= Chittatosh Mookerjee =

Indian judge

Chittatosh Mookerjee (Born 1 January 1929) was a Chief Justice of the Calcutta and Bombay High Court, in India. He is a grandson of Bengali scholar and educator Ashutosh Mukherjee and nephew of Shyama Prasad Mookerjee.

==Early life==
Mookerjee was born on 1 January 1929 in Kolkata, British India. His father Rama Prasad Mukherjee was a judge of the Calcutta High Court. He passed Matriculation Examination in the First Division from Mitra Institution, Bhowanipore, got First Class in the Preliminary, Intermediate and Final Law Examinations of the Calcutta University and passed M.A. in Economics in 1951. Mookerjee entered the legal profession in November 1953.
==Career==
He was appointed an additional judge of the Calcutta High Court in 1969, and in 1970, he became a permanent judge of the High Court.

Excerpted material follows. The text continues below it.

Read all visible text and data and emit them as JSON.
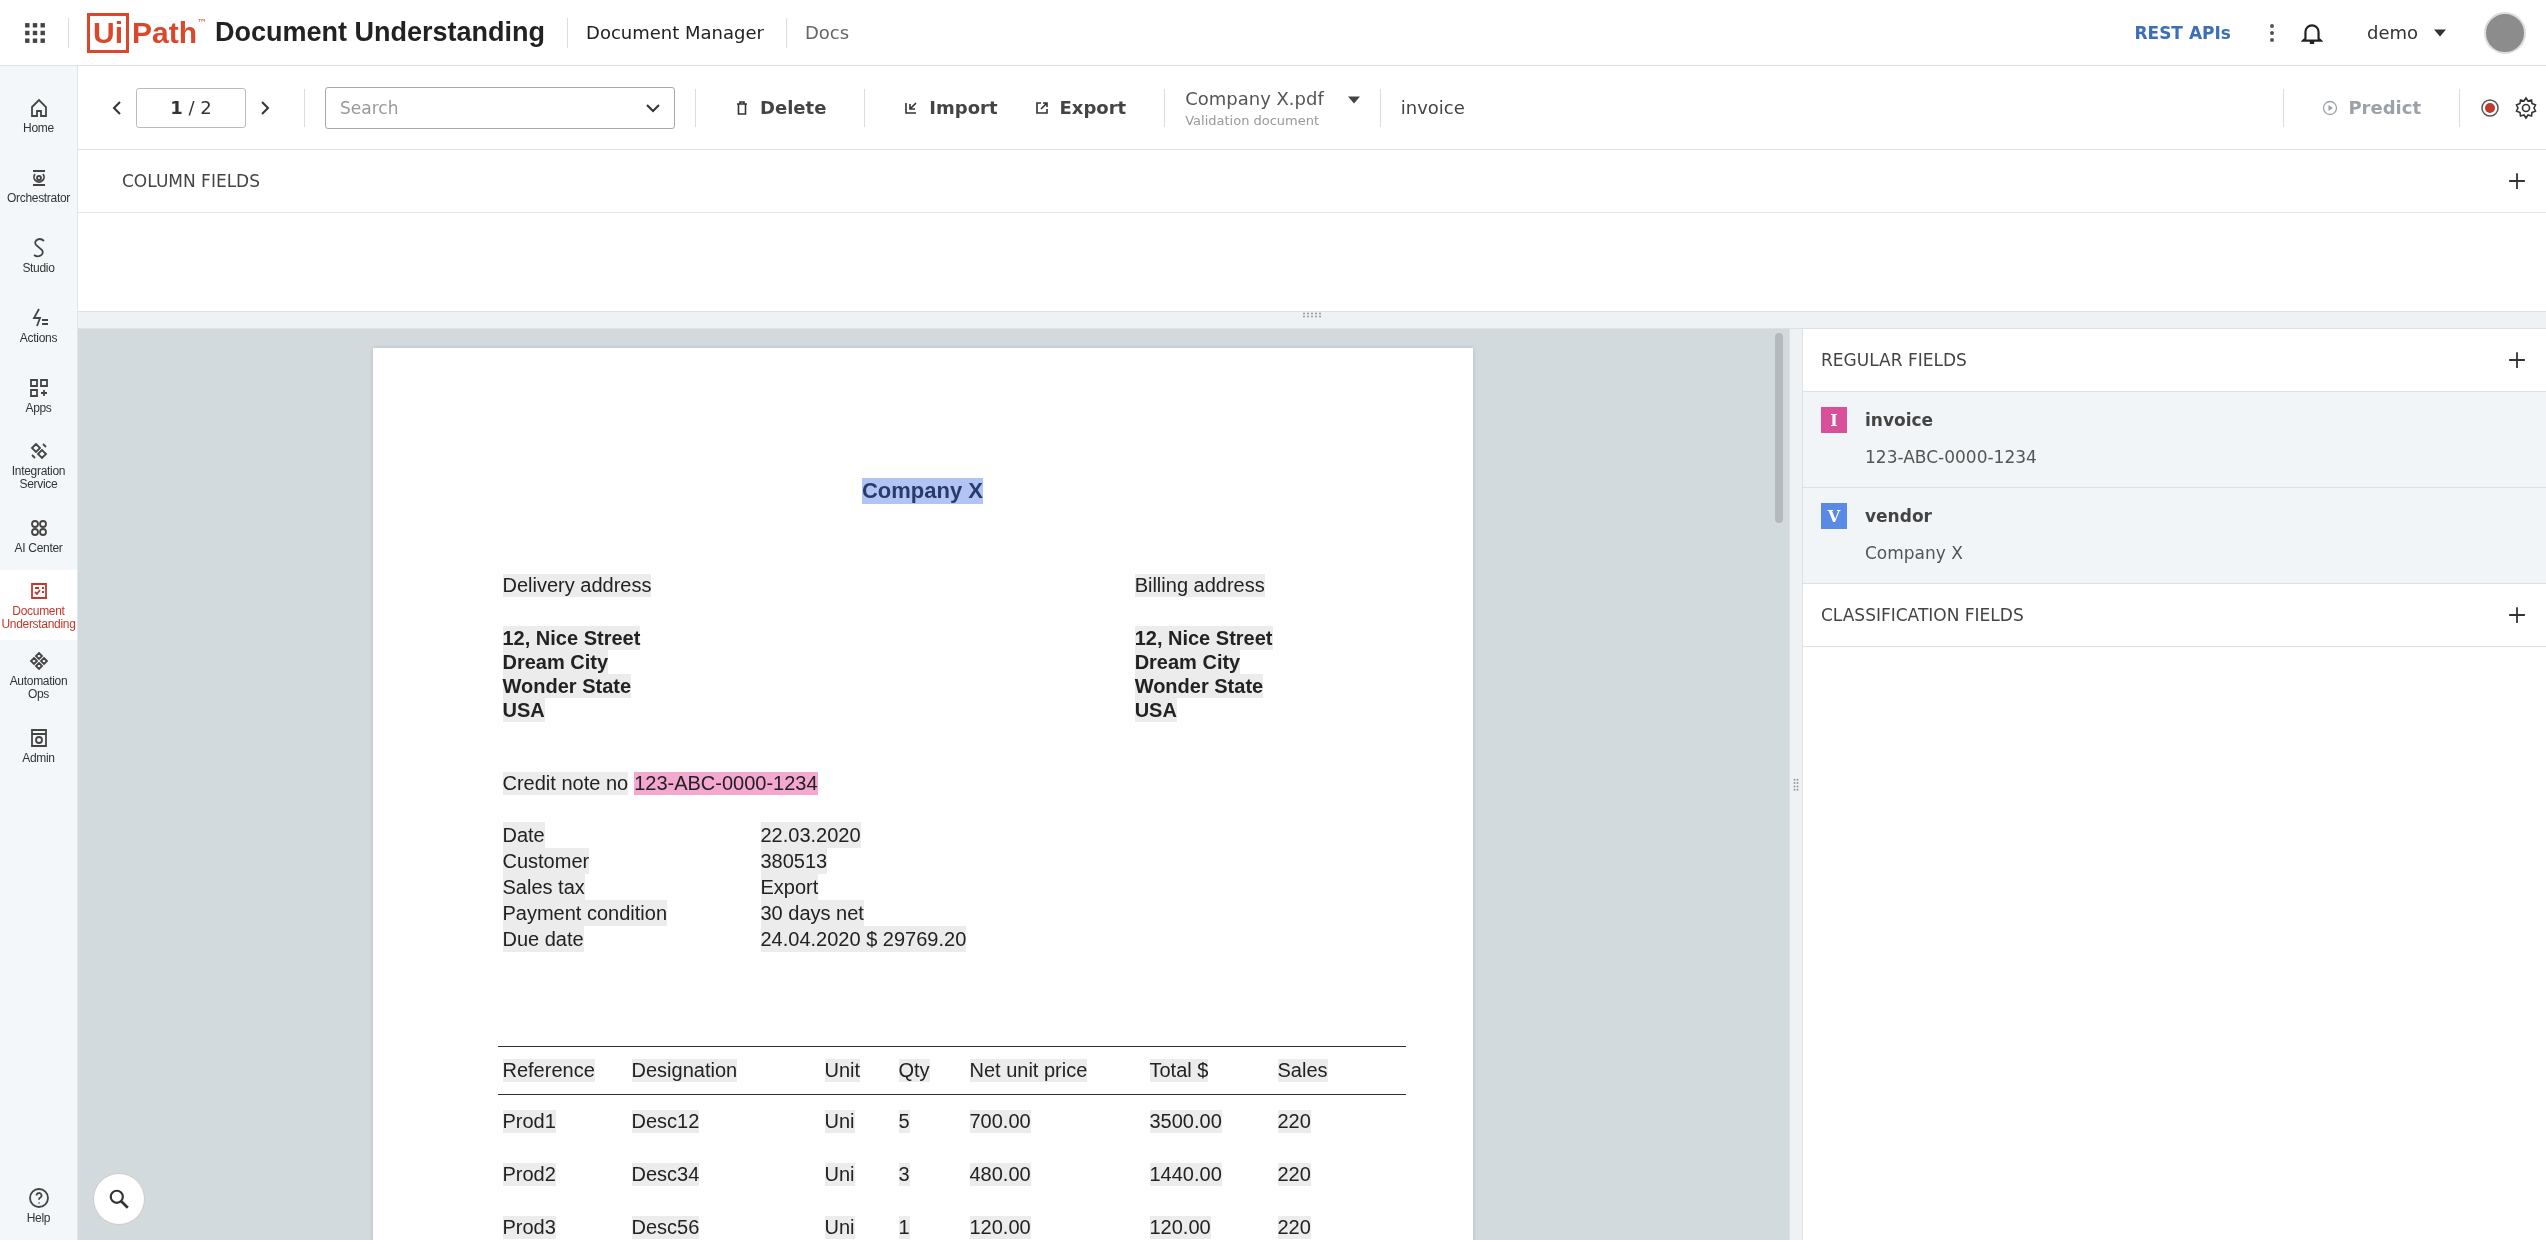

In 1986 he was elevated as the chief justice of the Calcutta High Court and was transferred to Bombay as Chief Justice of the Bombay High Court. Mookerjee retired from judgeship in 1991. He was also the acting Governor of Maharashtra. In 1990, he was the head of the tribunal for the Kaveri River water dispute. After retirement, he became the first chairperson of the West Bengal Human Rights Commission and served there from 1995 to 1998.